I never did write about my high school reunion.
Sure, I mentioned it. There was an anecdote. I posted some photos here and there.
People always ask me how I have such a good memory when it comes to middle school and high school. More than half of my professional career has been dedicated to writing - and rewriting - those years, that it's never been all that far from my mind.
Tug at one small silvery filament of memory and the whole thing is bound to unravel.
At my ten year high school reunion, I was looking forward to connecting with my high school friends (Facebook was but a gleam in young Zuckerberg's eye?) and coming back a Capital-S Success. I found that people still kept to themselves, for the most part. Groups clung together with the same magnetic force that they did in high school.
But then came Facebook.
And suddenly I was planning our 20-year reunion.
There was the joke that i heard not once, not twice, but over and over - are you friends with the popular people? (To be fair, I may have been the first one who made it.)
While everyone went on and grew up and Did Things Adults Did, I work in a business that's been caled "High School With Money." I'm writing pilots about high school wrongs, about rumors, about first kisses, about who your friends really are.
Planning the reunion, I pored over yearbooks and tried to match names and photos with email addresses and friend requests. I dug up old journals and looked through everyone else's friends' list remembering boys that I liked and girls who were mean to me.
I talked to new friends - people I knew in high school, but wasn't friends with - about the whole process.
I mean, I'm not an idiot. I know that high school is rife with reverse narcissism - that belief that it's all about you, and it's all bad. I had braces. I had glasses. I had a bad perm (is there such a thing as a good perm? Not in the 80s.) I was chubby and dark in a school filled with skinny blonde girls. I was smart and I was funny and I could be prone to fits of bravado to mask the fact that I was painfully shy and totally self-conscious.
(I definitely didn't date.)
All of this, swirling in my head while I decided that I was going to confront the girl(s) who were mean to me.
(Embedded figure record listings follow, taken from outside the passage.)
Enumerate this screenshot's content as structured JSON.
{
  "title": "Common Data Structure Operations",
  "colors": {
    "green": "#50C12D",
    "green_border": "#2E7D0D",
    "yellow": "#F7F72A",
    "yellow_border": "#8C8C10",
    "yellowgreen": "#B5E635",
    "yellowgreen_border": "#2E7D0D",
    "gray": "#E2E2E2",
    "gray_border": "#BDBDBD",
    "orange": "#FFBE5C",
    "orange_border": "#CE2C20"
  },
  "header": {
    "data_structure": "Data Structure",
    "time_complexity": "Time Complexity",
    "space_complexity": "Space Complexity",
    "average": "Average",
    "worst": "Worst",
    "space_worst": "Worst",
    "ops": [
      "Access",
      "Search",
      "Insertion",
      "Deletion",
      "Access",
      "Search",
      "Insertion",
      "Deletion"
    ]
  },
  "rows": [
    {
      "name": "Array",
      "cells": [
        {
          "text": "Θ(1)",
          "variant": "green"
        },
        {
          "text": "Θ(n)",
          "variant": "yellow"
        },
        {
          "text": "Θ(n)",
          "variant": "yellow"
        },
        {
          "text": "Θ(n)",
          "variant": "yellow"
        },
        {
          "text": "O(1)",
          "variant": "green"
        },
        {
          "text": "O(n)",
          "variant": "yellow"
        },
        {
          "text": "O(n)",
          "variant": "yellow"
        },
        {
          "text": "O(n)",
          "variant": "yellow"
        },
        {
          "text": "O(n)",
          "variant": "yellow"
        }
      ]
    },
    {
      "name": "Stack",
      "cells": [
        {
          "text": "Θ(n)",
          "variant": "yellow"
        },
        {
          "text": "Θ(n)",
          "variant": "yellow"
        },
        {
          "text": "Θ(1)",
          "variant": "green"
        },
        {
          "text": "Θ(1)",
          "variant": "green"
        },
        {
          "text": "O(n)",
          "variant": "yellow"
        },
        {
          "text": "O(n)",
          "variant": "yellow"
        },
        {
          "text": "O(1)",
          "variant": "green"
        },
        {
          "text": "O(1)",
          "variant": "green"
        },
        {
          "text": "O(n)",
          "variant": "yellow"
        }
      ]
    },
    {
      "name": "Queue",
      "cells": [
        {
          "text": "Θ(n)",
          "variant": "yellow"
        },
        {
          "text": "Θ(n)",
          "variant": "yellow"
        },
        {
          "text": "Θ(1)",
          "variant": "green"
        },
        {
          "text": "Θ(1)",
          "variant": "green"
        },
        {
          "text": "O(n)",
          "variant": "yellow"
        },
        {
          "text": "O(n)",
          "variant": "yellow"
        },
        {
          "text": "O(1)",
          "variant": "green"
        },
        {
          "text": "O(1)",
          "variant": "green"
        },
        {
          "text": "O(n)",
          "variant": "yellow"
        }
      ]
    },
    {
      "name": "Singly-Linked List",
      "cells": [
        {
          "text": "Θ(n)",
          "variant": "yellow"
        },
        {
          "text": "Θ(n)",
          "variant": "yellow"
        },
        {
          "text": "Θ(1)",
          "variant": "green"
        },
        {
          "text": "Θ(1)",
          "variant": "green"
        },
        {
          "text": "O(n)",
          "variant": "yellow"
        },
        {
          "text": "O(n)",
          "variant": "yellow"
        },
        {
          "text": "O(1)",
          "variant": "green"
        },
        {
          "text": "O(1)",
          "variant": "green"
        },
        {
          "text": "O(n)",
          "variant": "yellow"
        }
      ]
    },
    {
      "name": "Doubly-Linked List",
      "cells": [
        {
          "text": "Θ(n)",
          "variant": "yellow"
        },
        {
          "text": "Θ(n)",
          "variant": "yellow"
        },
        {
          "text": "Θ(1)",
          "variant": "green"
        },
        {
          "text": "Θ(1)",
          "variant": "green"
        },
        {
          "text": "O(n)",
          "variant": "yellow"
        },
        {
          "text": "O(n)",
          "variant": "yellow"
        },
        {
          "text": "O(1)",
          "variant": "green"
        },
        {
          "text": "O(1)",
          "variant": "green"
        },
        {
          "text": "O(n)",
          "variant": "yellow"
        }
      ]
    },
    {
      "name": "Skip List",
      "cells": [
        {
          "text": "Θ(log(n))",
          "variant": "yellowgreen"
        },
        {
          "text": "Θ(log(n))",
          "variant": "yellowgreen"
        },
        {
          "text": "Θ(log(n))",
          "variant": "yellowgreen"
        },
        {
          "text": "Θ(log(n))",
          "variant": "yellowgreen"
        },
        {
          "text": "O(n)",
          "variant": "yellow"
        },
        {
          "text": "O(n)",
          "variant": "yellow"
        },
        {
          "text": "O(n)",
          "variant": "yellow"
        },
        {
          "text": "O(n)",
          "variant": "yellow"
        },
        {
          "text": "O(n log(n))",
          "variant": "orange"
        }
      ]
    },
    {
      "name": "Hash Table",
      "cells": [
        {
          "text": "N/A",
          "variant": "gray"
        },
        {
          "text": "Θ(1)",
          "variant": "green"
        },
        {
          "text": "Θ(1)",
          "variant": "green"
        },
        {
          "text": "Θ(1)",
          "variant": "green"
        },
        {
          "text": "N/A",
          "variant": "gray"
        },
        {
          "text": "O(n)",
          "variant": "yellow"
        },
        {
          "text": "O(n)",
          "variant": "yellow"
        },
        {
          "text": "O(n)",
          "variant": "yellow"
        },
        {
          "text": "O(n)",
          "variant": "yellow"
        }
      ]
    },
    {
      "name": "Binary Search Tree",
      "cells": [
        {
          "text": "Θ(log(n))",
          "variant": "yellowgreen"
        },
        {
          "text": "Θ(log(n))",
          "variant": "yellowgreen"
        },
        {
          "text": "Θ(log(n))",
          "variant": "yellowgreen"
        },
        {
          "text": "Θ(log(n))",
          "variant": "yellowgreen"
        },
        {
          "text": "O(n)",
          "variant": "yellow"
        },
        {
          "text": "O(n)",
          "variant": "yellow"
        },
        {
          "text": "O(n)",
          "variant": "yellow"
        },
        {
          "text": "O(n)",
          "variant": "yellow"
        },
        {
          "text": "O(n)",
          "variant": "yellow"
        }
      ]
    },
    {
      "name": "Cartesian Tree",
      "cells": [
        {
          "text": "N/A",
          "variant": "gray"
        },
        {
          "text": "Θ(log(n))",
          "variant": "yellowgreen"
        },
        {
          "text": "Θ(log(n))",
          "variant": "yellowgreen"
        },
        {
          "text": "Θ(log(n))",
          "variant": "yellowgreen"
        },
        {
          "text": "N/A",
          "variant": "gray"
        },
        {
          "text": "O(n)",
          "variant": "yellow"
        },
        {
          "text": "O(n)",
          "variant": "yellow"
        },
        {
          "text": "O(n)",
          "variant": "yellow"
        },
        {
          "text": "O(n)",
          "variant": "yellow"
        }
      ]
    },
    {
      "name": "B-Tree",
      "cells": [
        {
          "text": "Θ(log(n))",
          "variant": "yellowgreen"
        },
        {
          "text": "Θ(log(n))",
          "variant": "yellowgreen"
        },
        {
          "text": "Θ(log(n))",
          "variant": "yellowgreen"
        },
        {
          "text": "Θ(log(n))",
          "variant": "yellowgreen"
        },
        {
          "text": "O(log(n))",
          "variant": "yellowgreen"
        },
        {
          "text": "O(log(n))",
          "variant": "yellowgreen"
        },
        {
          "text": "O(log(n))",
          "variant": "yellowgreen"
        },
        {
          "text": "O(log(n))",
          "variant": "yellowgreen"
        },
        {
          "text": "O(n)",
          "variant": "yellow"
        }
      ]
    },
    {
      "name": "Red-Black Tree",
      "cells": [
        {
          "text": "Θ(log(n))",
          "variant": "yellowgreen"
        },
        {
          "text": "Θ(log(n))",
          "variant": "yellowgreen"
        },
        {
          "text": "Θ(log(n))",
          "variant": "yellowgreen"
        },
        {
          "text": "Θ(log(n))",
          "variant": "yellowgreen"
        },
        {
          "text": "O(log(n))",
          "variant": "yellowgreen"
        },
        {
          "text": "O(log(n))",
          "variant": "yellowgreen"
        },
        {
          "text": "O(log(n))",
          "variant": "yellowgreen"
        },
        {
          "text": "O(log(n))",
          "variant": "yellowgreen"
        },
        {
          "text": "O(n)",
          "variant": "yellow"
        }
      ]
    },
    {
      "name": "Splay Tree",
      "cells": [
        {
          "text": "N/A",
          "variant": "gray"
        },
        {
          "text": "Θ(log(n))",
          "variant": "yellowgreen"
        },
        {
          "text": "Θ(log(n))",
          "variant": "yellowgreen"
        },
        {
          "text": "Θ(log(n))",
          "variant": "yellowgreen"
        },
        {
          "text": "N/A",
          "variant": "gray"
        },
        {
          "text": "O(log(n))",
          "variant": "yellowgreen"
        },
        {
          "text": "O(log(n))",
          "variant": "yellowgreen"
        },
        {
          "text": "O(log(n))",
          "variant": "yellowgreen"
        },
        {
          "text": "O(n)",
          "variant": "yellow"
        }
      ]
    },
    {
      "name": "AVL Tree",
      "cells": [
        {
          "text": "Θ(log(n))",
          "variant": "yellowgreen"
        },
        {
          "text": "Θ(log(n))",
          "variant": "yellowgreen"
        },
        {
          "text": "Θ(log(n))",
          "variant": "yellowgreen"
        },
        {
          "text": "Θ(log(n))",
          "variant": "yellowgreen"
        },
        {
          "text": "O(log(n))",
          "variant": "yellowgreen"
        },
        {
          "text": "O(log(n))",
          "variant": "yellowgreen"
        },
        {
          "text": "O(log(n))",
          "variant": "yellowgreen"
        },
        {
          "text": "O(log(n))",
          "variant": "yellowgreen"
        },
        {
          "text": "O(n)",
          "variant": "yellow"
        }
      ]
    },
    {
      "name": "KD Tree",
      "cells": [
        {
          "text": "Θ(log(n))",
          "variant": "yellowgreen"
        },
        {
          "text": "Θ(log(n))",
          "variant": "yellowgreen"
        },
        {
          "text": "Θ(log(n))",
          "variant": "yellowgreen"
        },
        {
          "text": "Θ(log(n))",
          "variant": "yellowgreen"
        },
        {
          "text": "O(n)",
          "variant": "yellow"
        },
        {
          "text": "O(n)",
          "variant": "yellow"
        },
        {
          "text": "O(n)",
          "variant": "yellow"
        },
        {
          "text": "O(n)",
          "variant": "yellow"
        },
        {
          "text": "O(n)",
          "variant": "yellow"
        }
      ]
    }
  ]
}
I had one in my sights, specifically. I wasn't going to be cruel (erm, that would defeat the purpose,) but I just wanted to say you did this and that wasn't cool.
Except that I didn't get a chance to, because when I ran into her it didn't really matter.
Because she wasn't the person I thought she was, either.
When I write characters I try not to make them one-dimensional.
Yet I had painted all the "villains" in my life in precisely that way.
There was no grand moment. I just realized that I didn't know them and they didn't know me. That was it.
But I was no longer shy. I was no longer self-conscious. I was no longer worried about what people thought.
And that's why my high school reunion was a hell of a lot of fun.
(And I'm looking forward to someone else planning the next one.)